The incident itself, a case of police injustice and a tragic accident in the heat of the moment, simmers with racial tension. But once again Coogler makes sure not to push the political buttons too hard. References are made now and then, such as a white woman asking Oscar how to fry fish "southern style", and his family discussing why they want the African-American-managed Pittsburgh Steelers to win the Superbowl, but Coogler is instead focused on fleshing out character over presenting a simplified tale of racial politics.
This is a rich and vivid human drama bursting with life, with the film's best parts are the little moments between its characters. From Oscar's family making dinner together to when he picks up his daughter from school, each take, each scene is allowed to breathe, as if every second of Oscar's time on screen is sacred.
It's bombastic finale, where Oscar's temper, ghosts from his past, and police ineptitude all simultaneously collide, can be forgiven as it's based on a true story. But it's because so much time was invested in getting to know Oscar that when his life is taken it becomes all the more tragic.
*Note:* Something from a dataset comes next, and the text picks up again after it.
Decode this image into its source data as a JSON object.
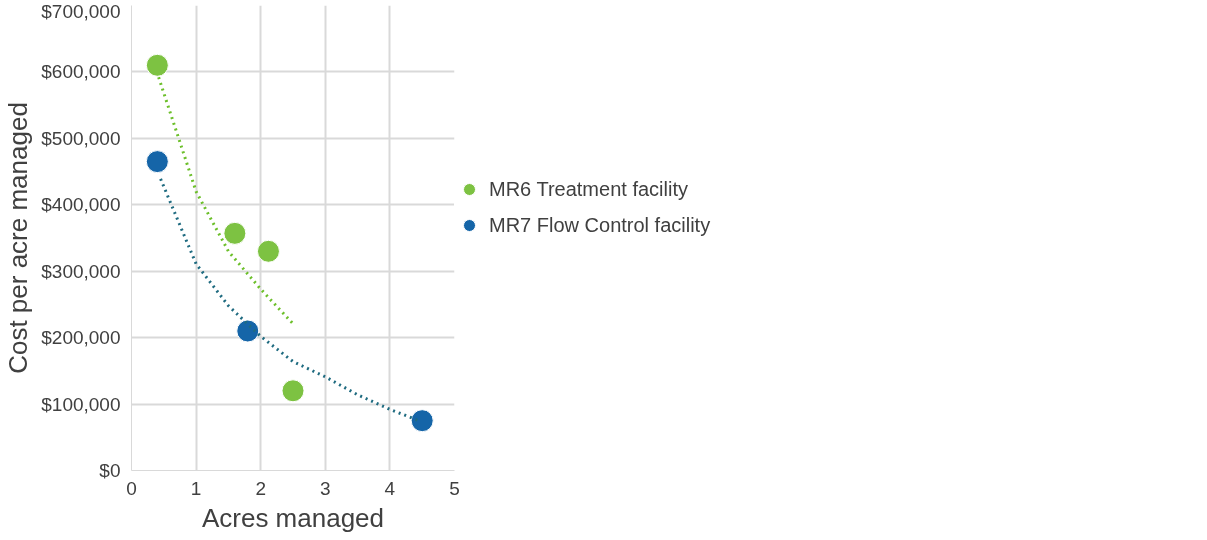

The movie was first screened in Sundance at the start of 2013 but is only now being shown in the UK. Its location-specific story limits its international appeal but distributors should not fear that the film's power would be lost on a British audience. This is a universal human drama and bravura first picture from Coogler and in Jordan we have a new stick of acting dynamite in our hands, just waiting to explode to stardom.
Fruitvale Station will be released in UK cinemas nationwide from 6 June.